Après l’accueil mitigé du pourtant réussi La piel que habito, Pedro Almodovar a fait le choix de revenir aux éléments clefs de ses premières réalisations. On retrouve effectivement ici son humour anticonformiste, son univers visuel bariolé ultra-kitsch, le traitement choc des sujets autour de la sexualité de ses personnages et même un caméo d’Antonio Banderas et de Penelope Cruz. La question était alors de savoir si ce sont bien dans les vieilles casseroles que l’on fait les meilleures soupes… Justement, le résultat est mitigé puisque l’on assiste à des scènes amusantes et volontairement provocatrices mais, tandis que le scénario reste creux, cette surenchère de délires libertins semble aller à contresens de l'esthétique aseptisée trop appuyée de ce huis-clôt aérien. Cette fantaisie est donc bien un excellent moment de détente et un appel à l’ouverture d'esprit mais aucunement un film majeur de son auteur.

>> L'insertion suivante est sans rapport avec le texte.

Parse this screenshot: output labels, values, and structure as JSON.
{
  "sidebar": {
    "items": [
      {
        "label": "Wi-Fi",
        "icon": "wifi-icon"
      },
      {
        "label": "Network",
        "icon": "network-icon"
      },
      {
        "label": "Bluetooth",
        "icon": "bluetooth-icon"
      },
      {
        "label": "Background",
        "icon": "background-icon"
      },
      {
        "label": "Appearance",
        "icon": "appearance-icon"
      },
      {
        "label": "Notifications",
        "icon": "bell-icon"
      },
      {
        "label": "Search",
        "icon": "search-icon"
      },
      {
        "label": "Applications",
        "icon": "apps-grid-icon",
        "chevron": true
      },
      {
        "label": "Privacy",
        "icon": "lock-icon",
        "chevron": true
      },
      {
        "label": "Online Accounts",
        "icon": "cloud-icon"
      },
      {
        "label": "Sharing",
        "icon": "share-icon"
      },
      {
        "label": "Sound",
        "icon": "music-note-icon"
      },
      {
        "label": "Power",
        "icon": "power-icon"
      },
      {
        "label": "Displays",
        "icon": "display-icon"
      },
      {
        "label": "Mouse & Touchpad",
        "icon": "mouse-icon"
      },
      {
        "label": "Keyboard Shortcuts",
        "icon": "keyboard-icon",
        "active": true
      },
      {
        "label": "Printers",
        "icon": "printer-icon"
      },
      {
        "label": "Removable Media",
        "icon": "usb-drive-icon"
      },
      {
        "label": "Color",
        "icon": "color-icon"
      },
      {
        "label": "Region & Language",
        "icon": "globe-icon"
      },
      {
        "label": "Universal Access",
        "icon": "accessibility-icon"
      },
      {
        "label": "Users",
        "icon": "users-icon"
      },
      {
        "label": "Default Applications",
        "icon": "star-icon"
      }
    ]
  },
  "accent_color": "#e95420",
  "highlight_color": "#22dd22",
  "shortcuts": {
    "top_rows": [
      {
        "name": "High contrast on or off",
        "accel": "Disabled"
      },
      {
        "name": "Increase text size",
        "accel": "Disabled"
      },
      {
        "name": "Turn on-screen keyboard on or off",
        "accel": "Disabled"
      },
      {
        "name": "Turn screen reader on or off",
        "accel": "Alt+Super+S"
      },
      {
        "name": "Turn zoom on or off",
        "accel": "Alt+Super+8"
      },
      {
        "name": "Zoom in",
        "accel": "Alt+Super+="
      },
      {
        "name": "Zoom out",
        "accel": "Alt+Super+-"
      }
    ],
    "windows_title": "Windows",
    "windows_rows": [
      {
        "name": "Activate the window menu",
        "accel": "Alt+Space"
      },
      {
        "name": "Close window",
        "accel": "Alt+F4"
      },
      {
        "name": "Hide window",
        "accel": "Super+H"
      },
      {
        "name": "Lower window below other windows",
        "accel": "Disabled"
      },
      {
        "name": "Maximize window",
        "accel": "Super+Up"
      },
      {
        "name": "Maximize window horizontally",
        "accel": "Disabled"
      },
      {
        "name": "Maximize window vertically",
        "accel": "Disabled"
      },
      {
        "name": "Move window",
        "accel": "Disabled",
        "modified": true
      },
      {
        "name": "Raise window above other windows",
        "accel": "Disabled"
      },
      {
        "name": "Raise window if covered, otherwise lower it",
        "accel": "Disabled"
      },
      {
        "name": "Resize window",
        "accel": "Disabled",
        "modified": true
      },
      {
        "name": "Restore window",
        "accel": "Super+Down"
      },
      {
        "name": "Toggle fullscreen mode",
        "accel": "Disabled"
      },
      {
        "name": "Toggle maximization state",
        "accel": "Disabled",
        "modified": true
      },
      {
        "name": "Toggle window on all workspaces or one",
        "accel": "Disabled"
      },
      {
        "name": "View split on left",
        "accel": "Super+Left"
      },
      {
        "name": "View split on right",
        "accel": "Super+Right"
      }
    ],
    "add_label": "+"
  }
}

le film surprend, on pensait almodovar assagi depuis longtemps et c'est tant mieux, un cinéma plus proche des années 80, forcément métaphorique et finalement très drôle...on attend son prochain film avec toujours autant d' impatience.

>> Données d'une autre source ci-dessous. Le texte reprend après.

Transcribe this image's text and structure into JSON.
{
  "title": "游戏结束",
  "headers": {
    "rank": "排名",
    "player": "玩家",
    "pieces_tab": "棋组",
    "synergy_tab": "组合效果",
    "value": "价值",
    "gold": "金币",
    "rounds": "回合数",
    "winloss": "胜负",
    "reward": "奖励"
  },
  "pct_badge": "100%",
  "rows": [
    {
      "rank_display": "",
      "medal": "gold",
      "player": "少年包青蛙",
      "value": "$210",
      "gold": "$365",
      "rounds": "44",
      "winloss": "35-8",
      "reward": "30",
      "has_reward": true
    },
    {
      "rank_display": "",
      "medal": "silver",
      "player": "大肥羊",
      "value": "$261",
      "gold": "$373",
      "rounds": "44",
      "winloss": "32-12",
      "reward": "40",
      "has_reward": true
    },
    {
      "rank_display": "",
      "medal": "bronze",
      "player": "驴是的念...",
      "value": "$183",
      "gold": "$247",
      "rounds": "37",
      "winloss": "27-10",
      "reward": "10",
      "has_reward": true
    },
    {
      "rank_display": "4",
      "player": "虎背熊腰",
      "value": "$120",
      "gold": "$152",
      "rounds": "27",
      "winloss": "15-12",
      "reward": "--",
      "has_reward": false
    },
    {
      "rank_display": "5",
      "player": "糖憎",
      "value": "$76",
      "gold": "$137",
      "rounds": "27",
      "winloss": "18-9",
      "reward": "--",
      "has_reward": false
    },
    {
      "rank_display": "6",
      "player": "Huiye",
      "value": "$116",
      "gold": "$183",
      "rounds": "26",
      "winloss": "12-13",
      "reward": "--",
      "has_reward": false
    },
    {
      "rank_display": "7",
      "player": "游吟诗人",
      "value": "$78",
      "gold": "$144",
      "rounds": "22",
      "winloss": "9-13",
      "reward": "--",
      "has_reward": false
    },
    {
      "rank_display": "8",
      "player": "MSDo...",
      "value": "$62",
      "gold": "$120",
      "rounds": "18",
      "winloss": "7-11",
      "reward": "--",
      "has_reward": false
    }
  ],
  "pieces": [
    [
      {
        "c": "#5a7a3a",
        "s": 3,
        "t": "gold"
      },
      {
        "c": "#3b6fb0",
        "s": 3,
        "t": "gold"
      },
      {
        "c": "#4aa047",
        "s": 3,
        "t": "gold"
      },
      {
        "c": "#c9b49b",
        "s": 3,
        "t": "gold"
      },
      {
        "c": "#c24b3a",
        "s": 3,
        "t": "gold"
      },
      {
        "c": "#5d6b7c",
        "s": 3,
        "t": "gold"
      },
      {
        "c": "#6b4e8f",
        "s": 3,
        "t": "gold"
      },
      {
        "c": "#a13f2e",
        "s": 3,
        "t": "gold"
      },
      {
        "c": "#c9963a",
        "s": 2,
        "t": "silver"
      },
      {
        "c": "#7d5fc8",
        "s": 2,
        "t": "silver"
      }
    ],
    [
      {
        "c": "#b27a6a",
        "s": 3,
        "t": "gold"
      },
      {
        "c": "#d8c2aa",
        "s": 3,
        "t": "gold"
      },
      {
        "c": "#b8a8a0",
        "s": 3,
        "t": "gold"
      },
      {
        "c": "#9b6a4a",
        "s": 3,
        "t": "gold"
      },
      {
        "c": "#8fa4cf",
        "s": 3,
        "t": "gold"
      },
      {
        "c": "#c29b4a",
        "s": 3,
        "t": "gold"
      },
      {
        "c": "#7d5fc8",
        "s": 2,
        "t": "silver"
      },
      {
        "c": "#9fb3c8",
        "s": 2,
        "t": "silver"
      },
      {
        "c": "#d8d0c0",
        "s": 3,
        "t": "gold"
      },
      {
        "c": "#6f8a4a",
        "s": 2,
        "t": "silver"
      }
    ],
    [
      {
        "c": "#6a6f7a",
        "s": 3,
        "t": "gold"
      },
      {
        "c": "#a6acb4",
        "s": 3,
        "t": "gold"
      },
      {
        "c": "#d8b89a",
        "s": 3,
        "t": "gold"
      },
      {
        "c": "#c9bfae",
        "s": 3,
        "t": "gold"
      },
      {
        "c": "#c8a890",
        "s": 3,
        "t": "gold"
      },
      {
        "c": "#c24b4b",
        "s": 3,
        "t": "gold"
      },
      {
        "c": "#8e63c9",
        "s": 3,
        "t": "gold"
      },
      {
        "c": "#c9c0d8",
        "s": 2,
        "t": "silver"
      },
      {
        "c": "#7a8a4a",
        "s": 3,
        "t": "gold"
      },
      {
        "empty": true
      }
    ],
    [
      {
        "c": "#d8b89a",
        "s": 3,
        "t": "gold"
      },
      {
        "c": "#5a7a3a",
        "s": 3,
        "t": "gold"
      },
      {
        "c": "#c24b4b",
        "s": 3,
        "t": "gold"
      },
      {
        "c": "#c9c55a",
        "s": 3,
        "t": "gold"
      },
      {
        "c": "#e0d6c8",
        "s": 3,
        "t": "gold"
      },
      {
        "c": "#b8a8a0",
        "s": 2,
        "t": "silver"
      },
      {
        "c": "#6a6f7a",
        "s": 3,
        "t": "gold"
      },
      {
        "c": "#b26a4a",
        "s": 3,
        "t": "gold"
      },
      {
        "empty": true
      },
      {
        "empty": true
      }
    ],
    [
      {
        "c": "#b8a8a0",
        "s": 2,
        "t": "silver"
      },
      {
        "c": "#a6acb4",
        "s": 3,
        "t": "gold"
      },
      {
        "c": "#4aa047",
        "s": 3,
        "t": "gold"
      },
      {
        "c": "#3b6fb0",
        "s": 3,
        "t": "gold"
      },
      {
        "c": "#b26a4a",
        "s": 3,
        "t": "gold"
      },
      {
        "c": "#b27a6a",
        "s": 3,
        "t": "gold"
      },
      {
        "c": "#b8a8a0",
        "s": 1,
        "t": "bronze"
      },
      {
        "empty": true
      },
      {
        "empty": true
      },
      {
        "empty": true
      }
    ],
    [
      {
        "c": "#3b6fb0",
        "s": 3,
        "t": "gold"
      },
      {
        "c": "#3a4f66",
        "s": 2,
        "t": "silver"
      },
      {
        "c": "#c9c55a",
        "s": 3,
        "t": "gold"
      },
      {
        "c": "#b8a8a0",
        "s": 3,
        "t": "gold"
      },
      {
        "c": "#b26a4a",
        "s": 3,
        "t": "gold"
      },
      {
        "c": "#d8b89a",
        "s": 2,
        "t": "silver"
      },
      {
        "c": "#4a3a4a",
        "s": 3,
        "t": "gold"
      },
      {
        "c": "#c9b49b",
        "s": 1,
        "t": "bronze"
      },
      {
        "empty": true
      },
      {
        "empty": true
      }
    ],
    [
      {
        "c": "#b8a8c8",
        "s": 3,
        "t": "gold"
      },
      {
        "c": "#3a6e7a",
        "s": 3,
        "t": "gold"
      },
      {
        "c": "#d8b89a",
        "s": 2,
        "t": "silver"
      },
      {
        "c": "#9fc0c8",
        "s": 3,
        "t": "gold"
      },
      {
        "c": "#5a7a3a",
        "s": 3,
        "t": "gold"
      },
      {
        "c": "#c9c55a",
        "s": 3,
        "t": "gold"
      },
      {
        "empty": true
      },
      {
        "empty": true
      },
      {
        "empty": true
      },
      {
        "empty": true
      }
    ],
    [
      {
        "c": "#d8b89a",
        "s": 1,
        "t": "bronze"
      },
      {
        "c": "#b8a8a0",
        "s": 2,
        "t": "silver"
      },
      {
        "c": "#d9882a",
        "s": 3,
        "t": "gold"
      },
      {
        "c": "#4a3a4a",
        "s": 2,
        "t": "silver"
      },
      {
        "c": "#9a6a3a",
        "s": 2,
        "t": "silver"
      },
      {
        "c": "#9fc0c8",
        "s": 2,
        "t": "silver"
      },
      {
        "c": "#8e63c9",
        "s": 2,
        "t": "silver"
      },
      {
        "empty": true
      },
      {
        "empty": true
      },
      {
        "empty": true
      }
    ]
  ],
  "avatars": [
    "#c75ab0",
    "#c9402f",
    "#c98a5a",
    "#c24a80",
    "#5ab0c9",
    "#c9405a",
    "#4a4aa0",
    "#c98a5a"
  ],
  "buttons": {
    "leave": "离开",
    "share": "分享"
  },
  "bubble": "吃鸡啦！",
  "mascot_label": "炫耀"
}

La moyenne, parce c'est Pedro ! Car oui, ce dont je redoutais tant arriva : L'exubérant Almodovar a fait un film commercial, une sorte d'oeuvre destinée à faire de l'argent. Si son retour aux racines joyeuses et comiques pouvait laisser penser à une belle surprise, le résultat n'est vraiment pas probant : Le contenu sonne creux, l'humour (uniquement sexuel, accrochez-vous) tourne vite en rond, le récit de la vie personnel des personnages n'apporte rien etc ... De plus, la métaphore voulue sur la crise économique en Espagne ne saute pas aux yeux, loin de là. L'un des seuls points positifs à retenir est assurément la charisme donné à chacun des personnages, avec une manière de filmer les femmes telle qu'une moche deviendrait (presque) belle. Au final, on ne s’ennuie pas ... Mais on ne jubile pas en sortant de ce film, surtout quand on le compare (inconsciemment) à "La piel que habito" (son précédent film, qui s'avère être un chef d'oeuvre).